© AFPLe dossier de la disparition en 1965 à Paris de l'opposant marocain Medhi Ben Barka connaît un nouveau développement avec la mise en cause par la justice française de cinq Marocains, dont un haut responsable, au moment même où Nicolas Sarkozy est en visite d'Etat de trois jours au Maroc. Le juge Patrick Ramaël, qui instruit ce dossier, a signé cinq mandats internationaux dont l'un visant le chef de la gendarmerie royale. Les personnes visées par ces mandats d'arrêts ont été citées à maintes reprises et de longue date dans ce dossier.

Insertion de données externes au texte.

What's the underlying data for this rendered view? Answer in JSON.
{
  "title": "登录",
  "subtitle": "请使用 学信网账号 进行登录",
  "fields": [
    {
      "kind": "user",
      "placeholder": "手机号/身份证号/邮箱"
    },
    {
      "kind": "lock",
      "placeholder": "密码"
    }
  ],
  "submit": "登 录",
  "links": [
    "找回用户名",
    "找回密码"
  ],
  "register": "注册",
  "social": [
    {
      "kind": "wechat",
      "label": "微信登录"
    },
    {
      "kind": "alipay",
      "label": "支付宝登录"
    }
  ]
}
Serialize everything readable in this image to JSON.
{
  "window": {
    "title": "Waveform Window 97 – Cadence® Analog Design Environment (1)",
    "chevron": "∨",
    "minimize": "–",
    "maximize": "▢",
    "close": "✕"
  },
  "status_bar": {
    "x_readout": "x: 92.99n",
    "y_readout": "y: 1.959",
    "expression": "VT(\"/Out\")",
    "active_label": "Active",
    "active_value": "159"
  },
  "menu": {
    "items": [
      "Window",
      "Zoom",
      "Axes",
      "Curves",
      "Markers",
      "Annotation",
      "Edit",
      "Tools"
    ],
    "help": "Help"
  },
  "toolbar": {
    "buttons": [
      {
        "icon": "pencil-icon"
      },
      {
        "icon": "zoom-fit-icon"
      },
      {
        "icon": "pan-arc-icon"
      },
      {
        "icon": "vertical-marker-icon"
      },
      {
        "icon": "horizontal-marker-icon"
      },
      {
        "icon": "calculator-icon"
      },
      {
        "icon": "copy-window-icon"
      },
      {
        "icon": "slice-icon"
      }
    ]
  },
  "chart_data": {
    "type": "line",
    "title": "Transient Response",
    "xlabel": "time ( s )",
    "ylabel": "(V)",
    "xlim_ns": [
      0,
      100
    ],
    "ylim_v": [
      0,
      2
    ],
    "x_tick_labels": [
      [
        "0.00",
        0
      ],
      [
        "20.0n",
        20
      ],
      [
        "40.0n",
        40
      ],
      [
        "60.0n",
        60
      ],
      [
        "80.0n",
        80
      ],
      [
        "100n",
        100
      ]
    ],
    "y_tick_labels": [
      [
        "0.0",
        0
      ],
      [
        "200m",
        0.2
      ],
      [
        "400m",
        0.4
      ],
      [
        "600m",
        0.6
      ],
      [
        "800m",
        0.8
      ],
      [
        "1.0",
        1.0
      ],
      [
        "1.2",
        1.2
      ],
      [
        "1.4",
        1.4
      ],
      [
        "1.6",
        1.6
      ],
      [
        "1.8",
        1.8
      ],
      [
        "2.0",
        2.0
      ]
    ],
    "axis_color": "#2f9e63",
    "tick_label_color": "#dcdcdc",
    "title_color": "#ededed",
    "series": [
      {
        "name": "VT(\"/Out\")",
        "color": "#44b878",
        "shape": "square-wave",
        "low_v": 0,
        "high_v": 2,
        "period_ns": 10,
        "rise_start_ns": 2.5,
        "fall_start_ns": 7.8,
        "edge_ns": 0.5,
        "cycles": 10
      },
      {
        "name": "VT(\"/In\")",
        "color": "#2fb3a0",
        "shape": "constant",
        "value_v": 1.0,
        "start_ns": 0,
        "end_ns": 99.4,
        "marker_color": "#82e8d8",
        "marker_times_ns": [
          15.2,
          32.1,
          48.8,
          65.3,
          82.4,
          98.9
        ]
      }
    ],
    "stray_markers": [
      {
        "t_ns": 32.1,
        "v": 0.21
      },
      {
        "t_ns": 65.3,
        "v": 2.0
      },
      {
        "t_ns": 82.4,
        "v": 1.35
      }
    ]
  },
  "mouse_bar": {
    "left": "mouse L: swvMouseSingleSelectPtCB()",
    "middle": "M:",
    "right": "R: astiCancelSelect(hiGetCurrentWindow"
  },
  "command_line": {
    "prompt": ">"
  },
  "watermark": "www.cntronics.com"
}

Toutefois, la délivrance des mandats d'arrêts internationaux doit entamer un parcours susceptible de traîner en longueur. Les mandats d'arrêt ont bien été signés par le juge, mais ils n'ont pas été délivrés car ils doivent recevoir le feu vert de la Chancellerie, ce qui n'est pas pour le moment le cas. Pour l'avocat de la famille Ben Barka, c'est une "bonne chose que le juge ait délivré ces mandats d'arrêt internationaux". "Moi-même, représentant la partie civile, et le juge sommes excédés par le lenteur de la justice marocaine sur cette affaire. Cela fait 42 ans que cela dure et il fallait agir", a-t-il estimé.
"Trop de coïncidences"
Ben Barka, leader de l'opposition marocaine en exil et figure emblématique du tiers-mondisme, a disparu le 29 octobre 1965, devant la brasserie Lipp à Paris (VIe), lors d'une opération menée par les services marocains du roi Hassan II avec la complicité de policiers et de truands français. Cette affaire retentissante n'a jamais été totalement élucidée malgré deux instructions judiciaires : le corps de Ben Barka n'a toujours pas été retrouvé et les conditions de sa mort n'ont pas été établies.
Ce nouvel épisode d'une affaire qui avait marqué les débuts de la Ve République survient alors que les signatures de deux contrats entre la France et le Maroc viennent d'être annoncées à l'arrivée de Nicolas Sarkozy au Maroc : la vente d'une frégate polyvalente et un protocole d'accord pour la réalisation d'une ligne de TGV Tanger-Casablanca (lire notre article).
"La justice française est indépendante", a répondu Nicolas Sarkozy aux journalistes qui l'interrogeaient sur ces mandats d'arrêt. Pour sa part, un proche du roi Mohammed VI fraîchement élu député, a relevé la concomitance entre l'annonce des mandats d'arrêt et la visite du chef de l'Etat français : "Il faut chercher la vérité là où elle se trouve et le roi a déjà affirmé que la famille de Ben Barka avait le droit de savoir, mais il faut choisir le timing, et là il y a trop de coïncidences".